El concepto comenzó a investigarse en el siglo XIX, ganó popularidad en las décadas de 1960 y 1970 y desde entonces se ha expandido no solo por universidades y organismos públicos de todo el mundo, sino en las preocupaciones —y las experiencias— de cada vez más habitantes del planeta. Hoy el calentamiento global se confirma como uno de los mayores desafíos de la civilización humana.

Wallace Smith Broecker popularizó el término en el artículo publicado en 1975 ‘Calentamiento global: ¿Estamos al borde de un calentamiento global pronunciado?’

Lo que el geofísico estadounidense planteaba como hipótesis lo refrendaba en 2014 el quinto y último ciclo de informes (el sexto se espera para 2021 o 2022) del Grupo Intergubernamental de Expertos sobre Cambio Climático (IPCC), de Naciones Unidas: «El calentamiento en el sistema climático es inequívoco y desde la década de 1950 muchos de los cambios observados no han tenido precedentes en un periodo de decenios a milenios. La atmósfera y el océano se han calentado, los volúmenes de nieve y hielo han disminuido y el nivel del mar se ha elevado».

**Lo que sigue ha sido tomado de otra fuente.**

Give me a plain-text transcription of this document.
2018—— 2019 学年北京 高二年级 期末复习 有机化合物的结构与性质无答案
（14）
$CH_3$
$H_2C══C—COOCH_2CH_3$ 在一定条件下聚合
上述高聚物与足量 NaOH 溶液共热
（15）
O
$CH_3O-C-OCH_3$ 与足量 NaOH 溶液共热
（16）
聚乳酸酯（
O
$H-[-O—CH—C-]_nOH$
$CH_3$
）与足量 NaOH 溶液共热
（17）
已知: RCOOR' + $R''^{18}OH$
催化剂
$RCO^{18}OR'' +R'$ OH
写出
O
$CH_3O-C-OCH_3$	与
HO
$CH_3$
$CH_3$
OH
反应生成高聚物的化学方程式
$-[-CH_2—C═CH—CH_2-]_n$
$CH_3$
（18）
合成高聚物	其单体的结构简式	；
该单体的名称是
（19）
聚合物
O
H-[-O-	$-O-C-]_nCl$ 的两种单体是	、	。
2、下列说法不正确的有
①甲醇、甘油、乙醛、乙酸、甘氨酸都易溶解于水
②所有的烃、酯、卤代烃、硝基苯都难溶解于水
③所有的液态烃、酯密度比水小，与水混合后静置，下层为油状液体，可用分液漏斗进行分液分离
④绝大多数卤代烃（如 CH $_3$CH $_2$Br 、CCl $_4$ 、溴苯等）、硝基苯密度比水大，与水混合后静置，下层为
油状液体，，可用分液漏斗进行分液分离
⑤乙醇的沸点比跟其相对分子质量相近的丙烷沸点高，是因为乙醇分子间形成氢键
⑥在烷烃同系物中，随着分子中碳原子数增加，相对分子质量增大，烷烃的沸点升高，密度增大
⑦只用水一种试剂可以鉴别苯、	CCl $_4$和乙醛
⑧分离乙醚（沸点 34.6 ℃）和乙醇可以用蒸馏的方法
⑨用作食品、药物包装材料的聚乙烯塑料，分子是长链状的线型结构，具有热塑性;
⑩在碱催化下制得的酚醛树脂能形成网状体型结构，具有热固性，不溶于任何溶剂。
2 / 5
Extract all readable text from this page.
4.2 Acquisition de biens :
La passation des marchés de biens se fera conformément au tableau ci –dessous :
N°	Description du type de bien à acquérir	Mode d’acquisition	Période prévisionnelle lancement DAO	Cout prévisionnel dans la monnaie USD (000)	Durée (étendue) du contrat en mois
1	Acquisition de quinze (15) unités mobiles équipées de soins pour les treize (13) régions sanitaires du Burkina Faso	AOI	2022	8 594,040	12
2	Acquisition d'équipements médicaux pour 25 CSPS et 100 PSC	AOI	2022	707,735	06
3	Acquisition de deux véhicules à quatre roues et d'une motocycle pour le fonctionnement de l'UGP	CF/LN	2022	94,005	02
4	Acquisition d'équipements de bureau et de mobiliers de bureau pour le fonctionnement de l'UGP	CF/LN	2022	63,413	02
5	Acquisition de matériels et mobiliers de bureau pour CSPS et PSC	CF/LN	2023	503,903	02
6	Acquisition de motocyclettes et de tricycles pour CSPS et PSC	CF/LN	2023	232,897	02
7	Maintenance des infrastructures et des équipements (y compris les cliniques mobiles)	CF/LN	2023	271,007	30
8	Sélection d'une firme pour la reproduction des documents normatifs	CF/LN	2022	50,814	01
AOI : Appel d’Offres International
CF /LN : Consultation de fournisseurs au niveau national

El calentamiento global avanza rápidamente, «lo que hace muy difícil, tanto para la naturaleza como para las sociedades humanas, adaptarse a las nuevas condiciones», alerta el Ministerio para la Transición Ecológica y el Reto Demográfico del Gobierno de España.

Diferencia entre calentamiento y cambio

Es importante tener en cuenta que aunque se suelen utilizar como sinónimos, los términos ‘calentamiento global’ y ‘cambio climático’ no son lo mismo. En realidad, el segundo engloba al primero, al tratarse de un fenómeno más amplio que se refiere «a los cambios en el estado del clima que pueden identificarse a través de cambios en los valores promedio y/o en la variabilidad de sus propiedades», según define la Convención Marco de Naciones Unidas sobre Cambio Climático (CMNUCC).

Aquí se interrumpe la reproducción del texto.